Consider this equation :
$$q(x) = (a_0 + a_1 x + a_2 x^2 + \cdots + a_{r-1} x^{r-1}) \pmod {251} $$
then I'll find the value of
$$ q(1), q(2), q(3), \dots ,q(n) $$
with $r \le n$ and $ 0 <= a < 251 $
The question is:
Is it possible to reconstruct the polynomial given any subset of
$q(1), q(2), q(3), \dots ,q(n)$ with amount of subset is greater than or equal to $r$
I have tried it using Lagrange Interpolation method. Without the modulo, the polynomial is constructed perfectly. But using the modulo, sometimes it's giving different polynomial. Although the result is correct answer in terms of following the method correctly, it doesn't give the original polynomial I want.
Anything I missed out, or some misunderstanding regarding the concept of Lagrange Interpolation?
I got this problem from this paper on link below
Edit :
The equation above is at section 3.1 on this paper
Edit again :
Example. suppose the polynomial is $$ 100x^2 + 100 $$
and I will count the value without including the modulo :
$ q(1) = 200 $
$ q(2) = 500 $
$ q(3) = 1000 $
using the Lagrange Interpolation calculator on http://www.wolframalpha.com/input/?i=interpolating+polynomial+calculator
Of course it will return the original polynomial.

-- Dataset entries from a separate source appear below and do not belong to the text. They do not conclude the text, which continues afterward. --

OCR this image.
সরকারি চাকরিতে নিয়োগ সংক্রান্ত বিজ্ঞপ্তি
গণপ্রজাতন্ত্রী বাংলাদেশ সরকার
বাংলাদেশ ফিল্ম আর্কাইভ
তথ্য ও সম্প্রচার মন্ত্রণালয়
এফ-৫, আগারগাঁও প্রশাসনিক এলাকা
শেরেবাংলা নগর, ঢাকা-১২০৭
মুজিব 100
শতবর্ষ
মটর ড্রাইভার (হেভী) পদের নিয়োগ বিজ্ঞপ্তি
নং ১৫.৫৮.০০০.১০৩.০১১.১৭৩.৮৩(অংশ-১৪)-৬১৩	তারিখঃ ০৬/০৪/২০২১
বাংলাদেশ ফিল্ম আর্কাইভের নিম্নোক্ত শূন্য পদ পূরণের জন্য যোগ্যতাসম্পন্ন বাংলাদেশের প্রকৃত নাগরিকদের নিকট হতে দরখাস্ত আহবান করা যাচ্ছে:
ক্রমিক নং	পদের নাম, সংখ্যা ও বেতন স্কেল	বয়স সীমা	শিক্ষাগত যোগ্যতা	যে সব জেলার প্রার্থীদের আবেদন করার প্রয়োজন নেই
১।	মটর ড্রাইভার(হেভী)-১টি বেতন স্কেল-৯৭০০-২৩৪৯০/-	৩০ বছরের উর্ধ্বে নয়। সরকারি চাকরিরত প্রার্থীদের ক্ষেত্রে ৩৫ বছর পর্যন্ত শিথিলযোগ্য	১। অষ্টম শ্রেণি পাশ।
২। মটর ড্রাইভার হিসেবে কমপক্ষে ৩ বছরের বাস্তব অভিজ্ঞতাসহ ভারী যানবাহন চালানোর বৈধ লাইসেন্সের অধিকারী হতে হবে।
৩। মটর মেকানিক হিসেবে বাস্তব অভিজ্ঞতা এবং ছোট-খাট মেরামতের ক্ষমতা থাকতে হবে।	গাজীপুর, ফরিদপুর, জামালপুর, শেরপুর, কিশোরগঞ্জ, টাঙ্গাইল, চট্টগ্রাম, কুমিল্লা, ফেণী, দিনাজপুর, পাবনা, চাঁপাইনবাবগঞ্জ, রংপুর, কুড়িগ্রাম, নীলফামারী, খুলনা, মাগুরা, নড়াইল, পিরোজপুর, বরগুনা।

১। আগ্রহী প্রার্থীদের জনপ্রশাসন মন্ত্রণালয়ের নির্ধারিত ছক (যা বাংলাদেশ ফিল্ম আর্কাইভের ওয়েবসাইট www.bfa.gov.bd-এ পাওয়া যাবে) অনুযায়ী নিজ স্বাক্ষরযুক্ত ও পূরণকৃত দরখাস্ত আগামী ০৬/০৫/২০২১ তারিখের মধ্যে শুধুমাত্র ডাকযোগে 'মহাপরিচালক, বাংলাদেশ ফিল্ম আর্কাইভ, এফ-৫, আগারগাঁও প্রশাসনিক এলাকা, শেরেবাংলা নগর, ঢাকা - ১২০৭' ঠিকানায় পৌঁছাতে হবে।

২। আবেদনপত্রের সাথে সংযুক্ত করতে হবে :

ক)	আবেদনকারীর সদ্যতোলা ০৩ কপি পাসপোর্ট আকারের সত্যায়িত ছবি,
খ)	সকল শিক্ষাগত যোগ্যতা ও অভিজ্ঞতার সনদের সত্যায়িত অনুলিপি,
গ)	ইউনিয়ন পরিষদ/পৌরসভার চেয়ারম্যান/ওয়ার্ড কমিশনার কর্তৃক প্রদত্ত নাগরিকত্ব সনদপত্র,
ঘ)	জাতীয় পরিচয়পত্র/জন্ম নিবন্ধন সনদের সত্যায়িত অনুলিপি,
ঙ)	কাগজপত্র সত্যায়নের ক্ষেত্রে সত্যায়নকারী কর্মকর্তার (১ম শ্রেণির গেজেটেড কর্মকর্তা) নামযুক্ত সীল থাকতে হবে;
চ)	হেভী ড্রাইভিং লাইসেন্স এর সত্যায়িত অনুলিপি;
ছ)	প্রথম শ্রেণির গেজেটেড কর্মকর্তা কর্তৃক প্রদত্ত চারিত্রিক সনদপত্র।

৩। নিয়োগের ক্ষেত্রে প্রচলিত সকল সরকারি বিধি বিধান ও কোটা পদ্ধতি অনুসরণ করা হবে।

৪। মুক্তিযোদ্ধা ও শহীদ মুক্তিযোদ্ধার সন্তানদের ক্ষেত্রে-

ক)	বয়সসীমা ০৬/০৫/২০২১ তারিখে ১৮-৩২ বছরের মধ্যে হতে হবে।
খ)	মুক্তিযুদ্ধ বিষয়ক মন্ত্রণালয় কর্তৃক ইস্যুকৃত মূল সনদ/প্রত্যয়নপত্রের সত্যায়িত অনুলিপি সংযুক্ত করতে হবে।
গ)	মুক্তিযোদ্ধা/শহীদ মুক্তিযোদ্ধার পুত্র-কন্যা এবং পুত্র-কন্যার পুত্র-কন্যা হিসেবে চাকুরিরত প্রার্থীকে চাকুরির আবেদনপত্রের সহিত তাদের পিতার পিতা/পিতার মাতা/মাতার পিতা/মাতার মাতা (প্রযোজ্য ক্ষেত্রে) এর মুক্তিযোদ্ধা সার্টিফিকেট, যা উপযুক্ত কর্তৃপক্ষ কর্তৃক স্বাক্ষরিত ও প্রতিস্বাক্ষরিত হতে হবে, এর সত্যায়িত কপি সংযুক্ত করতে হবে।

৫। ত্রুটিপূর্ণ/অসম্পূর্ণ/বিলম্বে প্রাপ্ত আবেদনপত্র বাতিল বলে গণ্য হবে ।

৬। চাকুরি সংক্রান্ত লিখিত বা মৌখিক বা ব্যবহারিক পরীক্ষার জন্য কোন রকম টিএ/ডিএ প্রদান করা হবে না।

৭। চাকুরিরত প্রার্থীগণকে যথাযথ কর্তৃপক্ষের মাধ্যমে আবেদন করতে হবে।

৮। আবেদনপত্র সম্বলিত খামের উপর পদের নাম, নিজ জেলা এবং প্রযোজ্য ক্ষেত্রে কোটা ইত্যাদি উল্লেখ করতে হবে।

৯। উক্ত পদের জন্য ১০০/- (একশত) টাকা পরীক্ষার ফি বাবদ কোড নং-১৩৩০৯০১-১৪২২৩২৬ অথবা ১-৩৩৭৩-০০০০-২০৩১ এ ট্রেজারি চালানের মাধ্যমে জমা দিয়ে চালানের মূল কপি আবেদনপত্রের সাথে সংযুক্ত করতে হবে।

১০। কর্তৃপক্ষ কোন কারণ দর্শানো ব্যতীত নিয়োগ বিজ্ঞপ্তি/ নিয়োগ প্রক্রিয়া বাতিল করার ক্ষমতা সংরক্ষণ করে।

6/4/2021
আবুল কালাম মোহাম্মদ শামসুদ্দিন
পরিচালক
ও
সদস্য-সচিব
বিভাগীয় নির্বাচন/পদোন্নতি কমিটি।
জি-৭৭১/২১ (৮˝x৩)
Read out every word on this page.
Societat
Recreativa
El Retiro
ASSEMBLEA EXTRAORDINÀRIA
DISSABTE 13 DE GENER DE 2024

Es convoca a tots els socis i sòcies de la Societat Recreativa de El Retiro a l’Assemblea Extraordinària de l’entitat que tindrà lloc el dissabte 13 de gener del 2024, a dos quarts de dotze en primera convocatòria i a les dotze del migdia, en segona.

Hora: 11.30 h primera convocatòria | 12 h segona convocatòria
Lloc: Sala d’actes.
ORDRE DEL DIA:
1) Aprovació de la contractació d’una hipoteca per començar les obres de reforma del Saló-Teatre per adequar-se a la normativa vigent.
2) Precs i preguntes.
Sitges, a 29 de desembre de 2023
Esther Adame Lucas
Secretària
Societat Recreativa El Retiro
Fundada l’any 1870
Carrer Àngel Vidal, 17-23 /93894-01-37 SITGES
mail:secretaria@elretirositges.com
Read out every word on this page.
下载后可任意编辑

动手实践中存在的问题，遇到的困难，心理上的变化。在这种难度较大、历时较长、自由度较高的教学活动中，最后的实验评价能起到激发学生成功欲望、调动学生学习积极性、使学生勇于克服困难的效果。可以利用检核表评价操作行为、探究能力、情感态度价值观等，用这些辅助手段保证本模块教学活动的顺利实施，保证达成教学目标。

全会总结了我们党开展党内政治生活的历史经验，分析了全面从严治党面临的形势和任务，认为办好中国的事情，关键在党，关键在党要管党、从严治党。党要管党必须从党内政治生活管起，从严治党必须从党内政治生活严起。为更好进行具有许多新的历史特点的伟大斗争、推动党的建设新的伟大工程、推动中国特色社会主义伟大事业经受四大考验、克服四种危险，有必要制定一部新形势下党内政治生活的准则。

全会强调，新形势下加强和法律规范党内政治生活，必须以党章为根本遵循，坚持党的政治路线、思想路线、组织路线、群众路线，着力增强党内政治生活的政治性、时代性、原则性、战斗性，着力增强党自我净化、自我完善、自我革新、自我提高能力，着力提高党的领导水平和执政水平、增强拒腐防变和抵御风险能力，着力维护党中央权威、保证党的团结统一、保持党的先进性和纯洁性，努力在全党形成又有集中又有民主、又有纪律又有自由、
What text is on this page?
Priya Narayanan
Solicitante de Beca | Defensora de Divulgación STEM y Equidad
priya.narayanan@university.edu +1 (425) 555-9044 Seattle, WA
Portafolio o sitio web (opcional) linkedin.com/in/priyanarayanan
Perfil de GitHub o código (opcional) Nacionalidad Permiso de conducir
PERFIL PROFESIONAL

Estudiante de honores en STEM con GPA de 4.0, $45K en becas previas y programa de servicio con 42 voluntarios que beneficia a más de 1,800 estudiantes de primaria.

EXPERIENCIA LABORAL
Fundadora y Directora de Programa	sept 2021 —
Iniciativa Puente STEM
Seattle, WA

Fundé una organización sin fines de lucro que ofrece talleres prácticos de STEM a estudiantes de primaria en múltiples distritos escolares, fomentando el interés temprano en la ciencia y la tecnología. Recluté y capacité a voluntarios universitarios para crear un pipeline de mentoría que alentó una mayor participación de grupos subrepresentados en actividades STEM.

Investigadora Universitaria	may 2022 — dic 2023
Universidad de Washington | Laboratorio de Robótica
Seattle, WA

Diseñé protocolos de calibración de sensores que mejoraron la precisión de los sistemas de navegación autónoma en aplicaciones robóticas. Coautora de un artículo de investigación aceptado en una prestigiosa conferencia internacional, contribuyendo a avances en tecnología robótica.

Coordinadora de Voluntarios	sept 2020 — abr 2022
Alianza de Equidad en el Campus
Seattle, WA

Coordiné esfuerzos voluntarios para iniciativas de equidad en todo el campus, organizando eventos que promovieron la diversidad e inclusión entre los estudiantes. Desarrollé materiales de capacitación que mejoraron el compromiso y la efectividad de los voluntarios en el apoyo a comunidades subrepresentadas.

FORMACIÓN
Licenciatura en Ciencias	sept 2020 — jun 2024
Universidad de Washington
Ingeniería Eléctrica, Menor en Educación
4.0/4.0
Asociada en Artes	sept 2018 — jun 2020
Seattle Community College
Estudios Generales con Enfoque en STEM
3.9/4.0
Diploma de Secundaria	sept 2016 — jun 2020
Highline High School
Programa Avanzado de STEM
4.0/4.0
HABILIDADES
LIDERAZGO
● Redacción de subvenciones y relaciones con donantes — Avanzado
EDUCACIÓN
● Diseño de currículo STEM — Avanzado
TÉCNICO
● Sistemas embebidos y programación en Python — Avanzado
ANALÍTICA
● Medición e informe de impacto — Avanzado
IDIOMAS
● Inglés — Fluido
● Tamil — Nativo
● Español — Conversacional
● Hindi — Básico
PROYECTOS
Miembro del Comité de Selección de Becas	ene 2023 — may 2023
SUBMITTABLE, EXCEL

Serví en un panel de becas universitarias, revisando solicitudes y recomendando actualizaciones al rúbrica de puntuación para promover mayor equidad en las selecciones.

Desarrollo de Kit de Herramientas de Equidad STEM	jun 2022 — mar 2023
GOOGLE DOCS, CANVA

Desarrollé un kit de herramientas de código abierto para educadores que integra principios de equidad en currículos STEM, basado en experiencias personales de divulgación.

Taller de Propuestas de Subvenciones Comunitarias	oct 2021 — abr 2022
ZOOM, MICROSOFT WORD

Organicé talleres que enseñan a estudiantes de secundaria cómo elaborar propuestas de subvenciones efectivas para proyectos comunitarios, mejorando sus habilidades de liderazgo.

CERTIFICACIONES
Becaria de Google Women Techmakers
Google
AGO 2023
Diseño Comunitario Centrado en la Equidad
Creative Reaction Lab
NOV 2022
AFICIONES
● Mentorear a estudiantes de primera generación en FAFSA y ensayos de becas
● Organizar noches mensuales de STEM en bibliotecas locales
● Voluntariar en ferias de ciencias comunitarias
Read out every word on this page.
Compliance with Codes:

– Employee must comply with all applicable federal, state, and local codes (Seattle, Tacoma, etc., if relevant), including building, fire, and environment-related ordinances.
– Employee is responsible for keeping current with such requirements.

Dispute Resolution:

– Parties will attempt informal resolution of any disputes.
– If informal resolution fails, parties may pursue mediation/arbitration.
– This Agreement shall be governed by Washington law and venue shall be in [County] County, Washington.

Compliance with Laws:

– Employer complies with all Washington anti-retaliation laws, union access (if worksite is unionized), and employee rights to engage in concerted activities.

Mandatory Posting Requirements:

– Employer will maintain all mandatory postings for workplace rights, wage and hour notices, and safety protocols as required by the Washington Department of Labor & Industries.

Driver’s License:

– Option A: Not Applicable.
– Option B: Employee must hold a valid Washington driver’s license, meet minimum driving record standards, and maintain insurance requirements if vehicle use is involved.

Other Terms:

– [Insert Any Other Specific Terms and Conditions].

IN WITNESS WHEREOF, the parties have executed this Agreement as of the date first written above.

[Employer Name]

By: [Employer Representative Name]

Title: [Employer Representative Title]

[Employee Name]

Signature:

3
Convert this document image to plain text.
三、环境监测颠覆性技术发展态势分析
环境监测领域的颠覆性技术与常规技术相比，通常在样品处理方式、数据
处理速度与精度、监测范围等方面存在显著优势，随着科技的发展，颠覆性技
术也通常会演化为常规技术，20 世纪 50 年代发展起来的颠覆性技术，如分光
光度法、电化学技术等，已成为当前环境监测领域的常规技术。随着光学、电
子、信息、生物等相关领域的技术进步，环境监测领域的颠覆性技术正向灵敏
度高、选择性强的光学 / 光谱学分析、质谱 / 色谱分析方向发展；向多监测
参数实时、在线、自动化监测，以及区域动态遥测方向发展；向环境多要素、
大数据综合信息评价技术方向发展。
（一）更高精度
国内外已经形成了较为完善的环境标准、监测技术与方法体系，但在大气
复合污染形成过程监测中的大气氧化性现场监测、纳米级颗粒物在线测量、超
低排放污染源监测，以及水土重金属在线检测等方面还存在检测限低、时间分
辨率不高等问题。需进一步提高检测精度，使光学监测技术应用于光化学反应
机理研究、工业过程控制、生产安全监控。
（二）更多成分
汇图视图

But when count using the modulo
$ q(1) = 200 % 251 = 200 $
$ q(2) = 500 % 251= 249 $
$ q(3) = 1000 % 251 = 247 $
It will return different equation. I have done the calculation manually and using online solver on link above
The polynomial returned is :
$$ -51x^2/2 +251x/2 + 100 $$
Best Answer
Lagrange interpolation is nothing but a special case of CRT (Chinese Remainder Theorem). Namely, the special case where the ring is a ring of polynomials $\,K[x]\,$ over a field $\,K.$
Then we may apply CRT to the system $\ q(x) \equiv q(a_i) \pmod{x-a_i},\,$ because the $\,x-a_i\,$ are pairwise coprime (comaximal), since the $\,a_i\,$ are distinct, and the coefficient ring is field.
CRT yields a solution $\,q(x)\,$ that is unique modulo $\,g(x) = (x-a_1)\cdots (x-a_n).\,$ In particular there is a unique solution of degree $\,< \deg g.\,$ So one way to force your solutions to be unique is to reduce them mod $g$ to decrease the degree, and normalize the coefficients modulo $251,\,$ e.g. choose the least natural remainders mod $251$, i.e. those in the interval $[0,250],\,$ e.g. yours is
$\,{\rm mod}\ 251\!:\ {-51}\equiv 200,\,$ so $\,\color{#c00}{-51/2}\equiv 200/2\equiv \color{#c00}{100},\ $ and $\ \color{#0a0}{251\equiv 0}\ $ hence
$$\color{#c00}{-51/2}\,\ x^2 +\color{#0a0}{251}/2\,\ x + 100\, \equiv\, \color{#c00}{100}\, x^2 + 100$$